The stadium won an Olympic gold medal before a single athlete ran in it. In 1928, when the Games still gave medals for the arts, the jury for the architecture competition awarded its highest prize to a young Dutch architect named Jan Wils for the venue he had just designed in the south-western edge of Amsterdam. The building was the prize, and the prize was the building. Nearly a century later, having been enlarged, almost demolished, then peeled back to what Wils first drew, the Olympic Stadium still stands as one of the cleanest expressions of the Amsterdamse School the city ever built.
Amsterdam had to invent the ground before it could invent the stadium. Starting in January 1926, the site west of the existing Harry Elte stadium was raised with 750,000 cubic metres of trucked-in sand - the city's familiar trick of building the land before building on it. Piling for the foundations began in October. On 18 May 1927, Prince Hendrik laid the ceremonial first stone, and the masons followed with roughly two million more. Wils had drawn the stadium to complement H.P. Berlage's surrounding Plan Zuid neighbourhood, all warm brick and disciplined geometry. The capacity at opening was 31,600. A 400-metre running track surrounded the football pitch; an outer 500-metre cycling track ringed that, nine metres wide, ready for the cyclists who would compete there during the Games. The 1928 Olympics were the first to introduce the modern relay torch in spirit if not in its later form - the stadium's slim Marathon Tower, designed to hold an Olympic flame, was a quiet first.
Rotterdam built De Kuip in 1937, and Amsterdam responded the way cities do when they feel overtaken: it grew. Wils returned to add a second concrete ring to the north and south wings, lifting capacity to 64,000. The stadium took on a heavier, more massive silhouette and spent the next half-century as the city's biggest football venue. Ajax used it for international matches when the De Meer Stadion was too small or lacked the floodlights for midweek games - which was most of the time. The Dutch national team played here too, from a 0-2 loss to Uruguay during the 1928 Olympics to a 2-2 draw with Denmark on 6 September 1989. The 1962 European Cup final played out on this turf, Benfica beating Real Madrid 5-3 in a game still rated among the great finals. So did the 1966 Mistwedstrijd - the Fog Match - in which Ajax beat Liverpool 5-1 in a mist so thick spectators could barely see across the pitch.

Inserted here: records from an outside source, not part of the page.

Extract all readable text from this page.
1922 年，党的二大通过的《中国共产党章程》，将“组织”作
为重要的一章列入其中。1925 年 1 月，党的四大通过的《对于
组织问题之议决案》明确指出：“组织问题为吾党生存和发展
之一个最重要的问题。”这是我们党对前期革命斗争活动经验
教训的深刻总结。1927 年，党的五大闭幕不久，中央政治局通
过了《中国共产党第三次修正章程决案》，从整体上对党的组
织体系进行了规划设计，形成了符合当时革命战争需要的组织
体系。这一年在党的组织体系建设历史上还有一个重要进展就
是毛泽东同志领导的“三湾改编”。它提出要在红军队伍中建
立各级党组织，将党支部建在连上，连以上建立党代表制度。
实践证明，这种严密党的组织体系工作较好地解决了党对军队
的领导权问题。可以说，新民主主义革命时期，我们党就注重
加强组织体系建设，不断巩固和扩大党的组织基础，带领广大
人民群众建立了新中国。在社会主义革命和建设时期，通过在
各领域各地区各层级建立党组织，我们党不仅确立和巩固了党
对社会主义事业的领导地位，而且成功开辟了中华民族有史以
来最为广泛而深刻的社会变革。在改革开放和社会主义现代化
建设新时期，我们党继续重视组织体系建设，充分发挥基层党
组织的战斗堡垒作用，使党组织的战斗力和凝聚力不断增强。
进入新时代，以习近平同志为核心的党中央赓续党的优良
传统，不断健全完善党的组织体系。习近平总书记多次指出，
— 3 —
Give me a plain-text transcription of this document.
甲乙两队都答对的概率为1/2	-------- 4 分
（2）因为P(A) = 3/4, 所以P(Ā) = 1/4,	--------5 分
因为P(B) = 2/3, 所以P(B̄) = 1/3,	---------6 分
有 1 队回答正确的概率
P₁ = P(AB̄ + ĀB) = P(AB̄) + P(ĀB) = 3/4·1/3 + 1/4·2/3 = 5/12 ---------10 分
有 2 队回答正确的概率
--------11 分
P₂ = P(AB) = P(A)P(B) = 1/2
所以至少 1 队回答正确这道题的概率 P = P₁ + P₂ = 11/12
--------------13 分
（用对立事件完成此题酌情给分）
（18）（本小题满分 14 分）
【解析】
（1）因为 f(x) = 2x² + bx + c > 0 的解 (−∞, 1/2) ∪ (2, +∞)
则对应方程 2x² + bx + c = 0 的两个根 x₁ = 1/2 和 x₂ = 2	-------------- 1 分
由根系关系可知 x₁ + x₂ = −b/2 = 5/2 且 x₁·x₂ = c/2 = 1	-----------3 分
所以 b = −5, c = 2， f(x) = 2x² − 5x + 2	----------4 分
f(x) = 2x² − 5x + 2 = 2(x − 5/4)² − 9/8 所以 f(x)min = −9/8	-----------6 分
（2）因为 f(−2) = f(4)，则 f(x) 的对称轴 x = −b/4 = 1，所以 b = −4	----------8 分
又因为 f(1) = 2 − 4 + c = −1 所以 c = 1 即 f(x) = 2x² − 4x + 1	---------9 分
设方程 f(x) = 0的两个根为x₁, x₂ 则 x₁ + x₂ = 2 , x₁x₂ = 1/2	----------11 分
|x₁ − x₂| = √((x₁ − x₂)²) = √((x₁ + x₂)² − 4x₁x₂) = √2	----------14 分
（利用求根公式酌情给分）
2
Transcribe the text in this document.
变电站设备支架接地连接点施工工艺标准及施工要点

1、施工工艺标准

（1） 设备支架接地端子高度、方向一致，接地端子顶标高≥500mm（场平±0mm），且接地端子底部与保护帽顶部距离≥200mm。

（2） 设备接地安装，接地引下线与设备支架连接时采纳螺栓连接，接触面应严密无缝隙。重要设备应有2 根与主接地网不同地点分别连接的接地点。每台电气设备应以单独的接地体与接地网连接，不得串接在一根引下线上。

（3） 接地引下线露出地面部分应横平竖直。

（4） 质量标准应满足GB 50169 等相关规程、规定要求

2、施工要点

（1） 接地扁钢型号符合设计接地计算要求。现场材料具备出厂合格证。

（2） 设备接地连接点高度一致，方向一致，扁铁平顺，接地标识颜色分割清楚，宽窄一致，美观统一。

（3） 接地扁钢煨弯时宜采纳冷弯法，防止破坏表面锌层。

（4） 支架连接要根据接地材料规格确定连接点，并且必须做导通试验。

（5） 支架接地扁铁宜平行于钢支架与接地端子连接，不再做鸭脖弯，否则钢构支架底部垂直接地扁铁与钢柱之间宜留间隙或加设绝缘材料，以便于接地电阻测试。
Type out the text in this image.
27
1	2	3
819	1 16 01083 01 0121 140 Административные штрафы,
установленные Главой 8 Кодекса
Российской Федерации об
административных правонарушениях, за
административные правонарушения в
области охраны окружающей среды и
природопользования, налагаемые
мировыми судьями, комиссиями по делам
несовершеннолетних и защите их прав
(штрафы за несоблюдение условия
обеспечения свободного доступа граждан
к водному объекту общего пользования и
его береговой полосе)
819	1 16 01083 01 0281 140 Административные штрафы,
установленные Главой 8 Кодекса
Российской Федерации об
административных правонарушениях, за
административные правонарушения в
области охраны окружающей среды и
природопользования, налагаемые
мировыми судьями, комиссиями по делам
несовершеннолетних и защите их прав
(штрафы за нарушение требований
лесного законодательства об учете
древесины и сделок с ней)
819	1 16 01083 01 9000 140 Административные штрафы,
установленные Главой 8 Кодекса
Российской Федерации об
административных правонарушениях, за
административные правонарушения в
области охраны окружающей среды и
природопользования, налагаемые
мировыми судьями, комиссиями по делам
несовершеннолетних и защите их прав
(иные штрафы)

By the 1990s the stadium was struggling. Ajax was moving to a new arena on the city's edge - the Amsterdam Arena, later renamed for Johan Cruyff in 2018 - and the Olympic Stadium faced demolition. What saved it was a decision to undo, not rebuild. In 1987 the stadium had been declared a national monument. Beginning in 1996, the 1937 second ring was removed entirely. Capacity dropped to 22,288. The original 1928 silhouette returned, lower and lighter, with the Marathon Tower rising again from a cleaner roofline. The running track was restored for athletics. In 2007 the Stadionplein square and the surrounding Olympic district were renovated; in 2008 a new pedestrian and cyclist bridge across the Schinkel was named, fittingly, the Jan Wilsbrug.
The Olympic Stadium is no longer the city's largest, but it does more than its bigger cousins. It hosted the 2016 European Athletics Championships. It is the start and finish line of the Amsterdam Marathon each October, the moment when 40,000 runners pour back through Wils's brick portal to applause that has been rolling out of those stands for nearly a hundred years. In 2014 and again in 2018 a long-track speedskating oval was laid temporarily over the field, hosting Dutch national championships and the World Allround Championships. In 1987 it staged the FIM Speedway World Championship Final, won by Denmark's Hans Nielsen. The Amsterdam Admirals played American football here in the mid-1990s. The Olympic Experience Amsterdam, a small sports museum, has been a tenant since 2005. Tour groups come from the Netherlands, Germany, Greece, Belgium, Canada. The stadium that won the gold medal in 1928 spent a century earning the prize again.
Amsterdam Olympic Stadium, Stadionplein, Amsterdam-Zuid (52.343 N, 4.854 E). The stadium's distinctive brick oval and slim Marathon Tower sit just north of the Schinkel islands. Schiphol (EHAM) lies 6 km southwest - the stadium is often visible to the right on approach to runway 06 or departure from 36L. Best viewed at 1,500-3,000 ft AGL.